# Knowing and finding the right sized new Colnago



## Special Eyes (Feb 2, 2011)

I'm ordering a CX Zero Disc Di2. Though I'm fortunate to even have a local dealer, they don't actually have that model (or many others) in stock. What's the chance of finding a stocking Colnago dealer with many models in many sizes in inventory? Ain't gonna happen. So, we're calculating the correct frame size for me based on bikes I currently ride and the geometry charts from Colnago's site. As we all know a 56cm Colnago frame is not the same size at a 56cm 'traditional' frame. If it were a common diamond frame, it would be easier to know the real (not 'effective') seat and top tube lengths. But with the variety of frame shapes Colnago produces, there is a geometry chart for every model. I ride a 56cm specialized Tarmac and a 56cm Lynskey, both with slightly sloping top tubes but dimensioned to a theoretical horizontal top tube. I'm used to sizing a frame by the seat tube (center to center, for example). Seems now that frames are sized by the top tube.
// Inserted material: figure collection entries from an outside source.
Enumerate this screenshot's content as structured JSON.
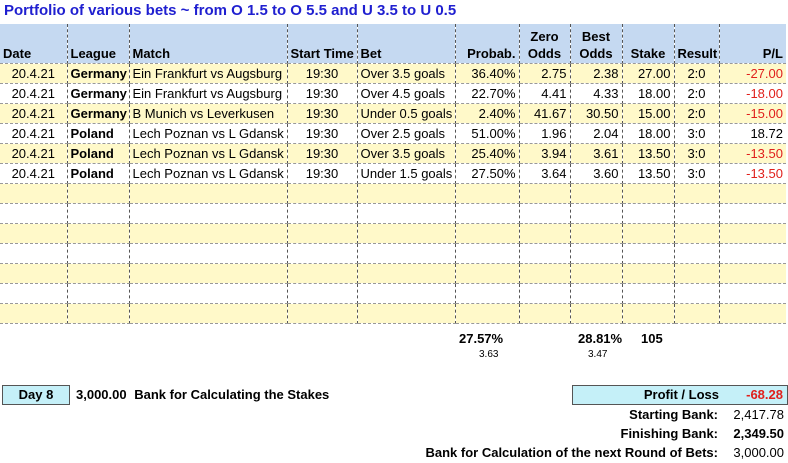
{
  "title": "Portfolio of various bets ~ from O 1.5 to O 5.5 and U 3.5 to U 0.5",
  "columns": {
    "date": "Date",
    "league": "League",
    "match": "Match",
    "start_time": "Start Time",
    "bet": "Bet",
    "probab": "Probab.",
    "zero_odds_1": "Zero",
    "zero_odds_2": "Odds",
    "best_odds_1": "Best",
    "best_odds_2": "Odds",
    "stake": "Stake",
    "result": "Result",
    "pl": "P/L"
  },
  "rows": [
    {
      "date": "20.4.21",
      "league": "Germany",
      "match": "Ein Frankfurt vs Augsburg",
      "time": "19:30",
      "bet": "Over 3.5 goals",
      "probab": "36.40%",
      "zero": "2.75",
      "best": "2.38",
      "stake": "27.00",
      "result": "2:0",
      "pl": "-27.00"
    },
    {
      "date": "20.4.21",
      "league": "Germany",
      "match": "Ein Frankfurt vs Augsburg",
      "time": "19:30",
      "bet": "Over 4.5 goals",
      "probab": "22.70%",
      "zero": "4.41",
      "best": "4.33",
      "stake": "18.00",
      "result": "2:0",
      "pl": "-18.00"
    },
    {
      "date": "20.4.21",
      "league": "Germany",
      "match": "B Munich vs Leverkusen",
      "time": "19:30",
      "bet": "Under 0.5 goals",
      "probab": "2.40%",
      "zero": "41.67",
      "best": "30.50",
      "stake": "15.00",
      "result": "2:0",
      "pl": "-15.00"
    },
    {
      "date": "20.4.21",
      "league": "Poland",
      "match": "Lech Poznan vs L Gdansk",
      "time": "19:30",
      "bet": "Over 2.5 goals",
      "probab": "51.00%",
      "zero": "1.96",
      "best": "2.04",
      "stake": "18.00",
      "result": "3:0",
      "pl": "18.72"
    },
    {
      "date": "20.4.21",
      "league": "Poland",
      "match": "Lech Poznan vs L Gdansk",
      "time": "19:30",
      "bet": "Over 3.5 goals",
      "probab": "25.40%",
      "zero": "3.94",
      "best": "3.61",
      "stake": "13.50",
      "result": "3:0",
      "pl": "-13.50"
    },
    {
      "date": "20.4.21",
      "league": "Poland",
      "match": "Lech Poznan vs L Gdansk",
      "time": "19:30",
      "bet": "Under 1.5 goals",
      "probab": "27.50%",
      "zero": "3.64",
      "best": "3.60",
      "stake": "13.50",
      "result": "3:0",
      "pl": "-13.50"
    }
  ],
  "empty_rows": 7,
  "totals": {
    "probab": "27.57%",
    "probab_sub": "3.63",
    "best": "28.81%",
    "best_sub": "3.47",
    "stake": "105"
  },
  "footer": {
    "day_label": "Day 8",
    "bank_value": "3,000.00",
    "bank_label": "Bank for Calculating the Stakes",
    "pl_label": "Profit / Loss",
    "pl_value": "-68.28",
    "starting_label": "Starting Bank:",
    "starting_value": "2,417.78",
    "finishing_label": "Finishing Bank:",
    "finishing_value": "2,349.50",
    "next_label": "Bank for Calculation of the next Round of Bets:",
    "next_value": "3,000.00"
  },
  "colors": {
    "header_bg": "#c5d9f1",
    "odd_row_bg": "#fff9c9",
    "title_color": "#1f1fd0",
    "negative": "#e0201c",
    "box_bg": "#c5f0f8"
  }
}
Bottom line is that there is a bit of calculation, guesswork and hope that an expensive bike that is special ordered will fit me. We ordered a 54cm. Any input or experience of yours is welcome.


----------



## Special Eyes (Feb 2, 2011)

Apparently Colnagos are not common enough for anyone to provide any experience regarding my request. I got the bike yesterday, and it was the right size for me. I would say, in general, that you should select a Colnago sizing number that tis two centimeters less than what you would normally ride. I typically ride a 56cm frame and my Colnago is a 54. I'll post up some pics in a few days.


----------



## Bikephelps (Jan 23, 2012)

Colnago sizing is different. I ride a Master with a horizontal top tube. My Colnago is a 59 cm. I have a Specialized Roubaix 56 cm. The best way to size a Colnago is to compare virtual top tube c to c.


----------